FAQ : Questions fréquentes sur la clause de confidentialité en B2B


La clause de confidentialité est-elle obligatoire dans les contrats B2B ?


Non, elle n'est pas légalement obligatoire. Cependant, son absence expose votre entreprise à des risques importants en cas de divulgation non autorisée d'informations sensibles. Sans clause contractuelle, il est beaucoup plus difficile d'obtenir réparation devant les tribunaux. Elle est donc fortement recommandée dès que des informations sensibles sont échangées.


Peut-on insérer une clause de confidentialité après la signature du contrat principal ?


Oui, il est possible d'ajouter une clause de confidentialité par voie d'avenant au contrat existant, à condition que les deux parties l'acceptent et le signent. Cependant, il convient de noter que cette clause ne s'appliquera qu'aux informations échangées après la date de signature de l'avenant, sauf accord contraire des parties.


La loi sur le secret des affaires remplace-t-elle la clause de confidentialité ?


Non.
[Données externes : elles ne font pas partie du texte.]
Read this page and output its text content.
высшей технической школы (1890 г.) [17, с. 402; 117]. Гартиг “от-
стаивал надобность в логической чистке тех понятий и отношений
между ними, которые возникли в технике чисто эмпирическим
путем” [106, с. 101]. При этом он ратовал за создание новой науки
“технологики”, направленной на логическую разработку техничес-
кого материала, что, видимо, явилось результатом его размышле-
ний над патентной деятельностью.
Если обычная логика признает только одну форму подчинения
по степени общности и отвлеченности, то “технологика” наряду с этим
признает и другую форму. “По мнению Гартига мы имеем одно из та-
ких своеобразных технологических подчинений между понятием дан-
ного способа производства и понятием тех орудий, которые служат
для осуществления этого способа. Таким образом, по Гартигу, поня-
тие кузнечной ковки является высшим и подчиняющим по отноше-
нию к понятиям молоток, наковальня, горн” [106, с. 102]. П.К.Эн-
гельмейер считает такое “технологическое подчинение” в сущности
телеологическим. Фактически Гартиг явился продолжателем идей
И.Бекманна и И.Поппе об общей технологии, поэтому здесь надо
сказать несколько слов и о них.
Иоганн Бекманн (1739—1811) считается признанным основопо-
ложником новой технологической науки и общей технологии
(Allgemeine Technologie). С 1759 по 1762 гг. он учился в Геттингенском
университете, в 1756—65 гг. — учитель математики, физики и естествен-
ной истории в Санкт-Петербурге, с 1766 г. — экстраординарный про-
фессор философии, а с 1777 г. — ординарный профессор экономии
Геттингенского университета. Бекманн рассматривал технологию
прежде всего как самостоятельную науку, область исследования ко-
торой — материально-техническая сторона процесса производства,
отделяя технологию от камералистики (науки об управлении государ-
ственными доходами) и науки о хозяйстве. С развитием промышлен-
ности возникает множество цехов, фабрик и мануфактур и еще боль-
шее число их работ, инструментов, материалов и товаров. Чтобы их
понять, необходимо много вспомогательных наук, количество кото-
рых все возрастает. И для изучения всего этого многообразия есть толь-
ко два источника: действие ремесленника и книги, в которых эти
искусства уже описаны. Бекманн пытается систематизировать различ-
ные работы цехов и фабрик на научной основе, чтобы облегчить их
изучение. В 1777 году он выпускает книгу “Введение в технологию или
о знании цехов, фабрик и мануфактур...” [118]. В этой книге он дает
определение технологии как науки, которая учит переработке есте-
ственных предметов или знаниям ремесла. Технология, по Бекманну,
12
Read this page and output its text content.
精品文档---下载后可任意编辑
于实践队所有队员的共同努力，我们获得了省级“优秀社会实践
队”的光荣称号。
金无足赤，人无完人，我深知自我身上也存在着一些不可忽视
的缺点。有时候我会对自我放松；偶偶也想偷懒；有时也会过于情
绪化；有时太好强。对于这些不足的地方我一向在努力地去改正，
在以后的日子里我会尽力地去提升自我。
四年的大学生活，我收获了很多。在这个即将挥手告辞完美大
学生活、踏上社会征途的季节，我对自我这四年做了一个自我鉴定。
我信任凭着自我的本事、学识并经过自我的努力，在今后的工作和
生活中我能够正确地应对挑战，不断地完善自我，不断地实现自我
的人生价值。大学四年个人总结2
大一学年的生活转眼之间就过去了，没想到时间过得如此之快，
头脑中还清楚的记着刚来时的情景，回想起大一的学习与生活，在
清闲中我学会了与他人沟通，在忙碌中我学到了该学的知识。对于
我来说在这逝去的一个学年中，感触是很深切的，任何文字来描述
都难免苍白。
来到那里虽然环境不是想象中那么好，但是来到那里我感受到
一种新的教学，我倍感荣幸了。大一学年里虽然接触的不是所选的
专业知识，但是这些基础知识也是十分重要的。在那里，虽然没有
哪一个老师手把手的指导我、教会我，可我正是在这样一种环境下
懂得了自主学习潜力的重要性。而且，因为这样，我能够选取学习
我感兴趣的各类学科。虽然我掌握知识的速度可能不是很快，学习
La loi du 30 juillet 2018 sur le secret des affaires offre une protection légale minimale pour certaines informations répondant à des critères précis (valeur commerciale, mesures de protection raisonnables…). Mais elle ne dispense pas de rédiger une clause contractuelle, qui permet une protection plus étendue et mieux adaptée à votre situation. Les deux dispositifs sont complémentaires.


Que faire si mon partenaire refuse de signer une clause de confidentialité ?


Le refus de signer une clause de confidentialité est un signal d'alerte qu'il convient de ne pas négliger. Avant d'aller plus loin dans la relation commerciale, il est conseillé de comprendre les raisons de ce refus et, si nécessaire, de limiter strictement le volume d'informations sensibles partagées. Un avocat peut vous aider à trouver un compromis ou à rédiger une clause plus acceptable pour les deux parties.